In certain examples, Pavone will use an individual sonic idea—a motif or even a single note—and take it as far as it can possibly go.
On the opening and closing tracks, “But Not Here” and “Plutonium,” Pavone plays double-stops with the lower notes being open-string pedal notes and the upper notes mapping out melodies, exploring sound contours that favor bow pressure and attacks over intonation to be expressive. On “But Not Here,” the dissolving digital-delay echoes transform gradually into oppressive, sharp-edged blocks, as if pumped out of industrial machinery; “Plutonium” forks into a different path, with Pavone’s sung notes being mirrored by distorted pizzicato.
“Salute Flying” begins with another simple premise, using the repetition of two notes separated by an octave, with the second note being a crystalline harmonic; gradually, more sustain is added so that the note feeds back, almost to the point of no return on a slippery slope—however, Pavone holds the notes on a leash, directing their dissolutions precisely.
Later, her manipulated viola notes sound like electric piano tones, slipping into mysterious softness before an abrasive sonic scouring, contrasted with interjections in the form of untreated notes.
The album’s title track uses a crackling ball of squeaky harmonics with forceful, percussive bowing, joined by a ghostly chorus fog, with the marshaled chaos resembling supernatural fiddling. While methodical, the fascinating Knuckle Under never sounds clinical, and although Pavone keeps everything in line seemingly systematically, the original tones morph, bubble and char from the applied heat, assuming new shadowy lives of their own.
Sometimes—very rarely, actually—a new musical discovery can make this writer not feel like an insufferably jaded curmudgeon. Bob Drake was known to this reviewer as a recording engineer, who did miraculous remastering work on the 40th anniversary Henry Cow boxed set among other projects, but only recently was he exposed to Drake’s brilliant solo work, when a friend played some excerpts from the new album, Lawn Ornaments.
“This is insane! Who makes pop music like this? MUST...CONSUME...” are thoughts that came immediately to mind. Smitten, this writer swiftly bought Lawn Ornaments and seven other Bob Drake albums, in one fell swoop; remarkably, there isn’t a dud in the bunch.
Bob Drake is in his own category, making ostensibly pop-centric music that is wildly complicated, with the complexity of progressive rock and unrepentant, unrelenting short-attention-span genre-hopping (think John Zorn’s Naked City or Mr. Bungle). Many of his songs are concise, often under two minutes each, with longer tracks each containing an album’s worth of ideas; Drake plays and sings almost everything himself, with spotless recordings and an utterly flawless musicianship.

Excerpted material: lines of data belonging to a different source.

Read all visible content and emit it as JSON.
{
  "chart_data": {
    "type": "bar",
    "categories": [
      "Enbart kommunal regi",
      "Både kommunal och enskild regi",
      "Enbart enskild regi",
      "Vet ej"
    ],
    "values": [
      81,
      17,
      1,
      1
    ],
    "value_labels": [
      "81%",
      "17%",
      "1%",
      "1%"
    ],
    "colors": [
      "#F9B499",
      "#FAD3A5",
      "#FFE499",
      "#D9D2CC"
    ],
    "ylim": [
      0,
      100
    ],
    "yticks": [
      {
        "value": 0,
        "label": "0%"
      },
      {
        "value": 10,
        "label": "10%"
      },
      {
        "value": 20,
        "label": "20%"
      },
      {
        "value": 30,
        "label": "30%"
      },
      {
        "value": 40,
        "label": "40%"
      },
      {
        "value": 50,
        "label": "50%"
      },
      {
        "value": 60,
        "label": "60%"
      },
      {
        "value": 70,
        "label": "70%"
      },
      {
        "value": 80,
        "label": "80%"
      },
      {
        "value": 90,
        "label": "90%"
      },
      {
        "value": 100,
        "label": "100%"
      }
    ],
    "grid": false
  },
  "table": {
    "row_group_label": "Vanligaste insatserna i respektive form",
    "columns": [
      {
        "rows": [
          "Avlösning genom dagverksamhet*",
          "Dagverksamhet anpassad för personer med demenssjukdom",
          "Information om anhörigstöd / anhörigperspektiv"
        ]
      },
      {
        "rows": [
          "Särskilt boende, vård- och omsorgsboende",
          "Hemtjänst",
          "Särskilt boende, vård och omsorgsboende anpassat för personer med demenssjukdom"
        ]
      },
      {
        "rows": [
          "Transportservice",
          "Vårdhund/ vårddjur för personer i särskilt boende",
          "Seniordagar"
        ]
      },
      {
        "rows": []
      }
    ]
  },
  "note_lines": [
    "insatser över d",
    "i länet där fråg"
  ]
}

Lawn Ornaments takes the listener on a stroll through an eccentric’s manor and sculpture garden come to life, featuring a sinister meerkat, flying foxes and a wolf with an extraordinarily discerning olfactory sense. It’s a combination of spooky fantasy with a smile-inducing, goofy sense of humor, peppered with S.A.T.-worthy words.
Like a haunted house, there’s a surprise lurking around every corner, with joyful explosions of prog virtuosity with breathtaking runs and diversions that warp, yet never derail each song.
It’s one of the year’s highlights, being an overflowing fountain of ideas that refuses to be confined to the structures of typical pop songwriting. Yes, it is busy and labyrinthine, rarely settling into a riff for very long, and those averse to such rigorous methods could accuse Drake of trying too hard; this writer thinks that everyone else isn’t trying hard enough.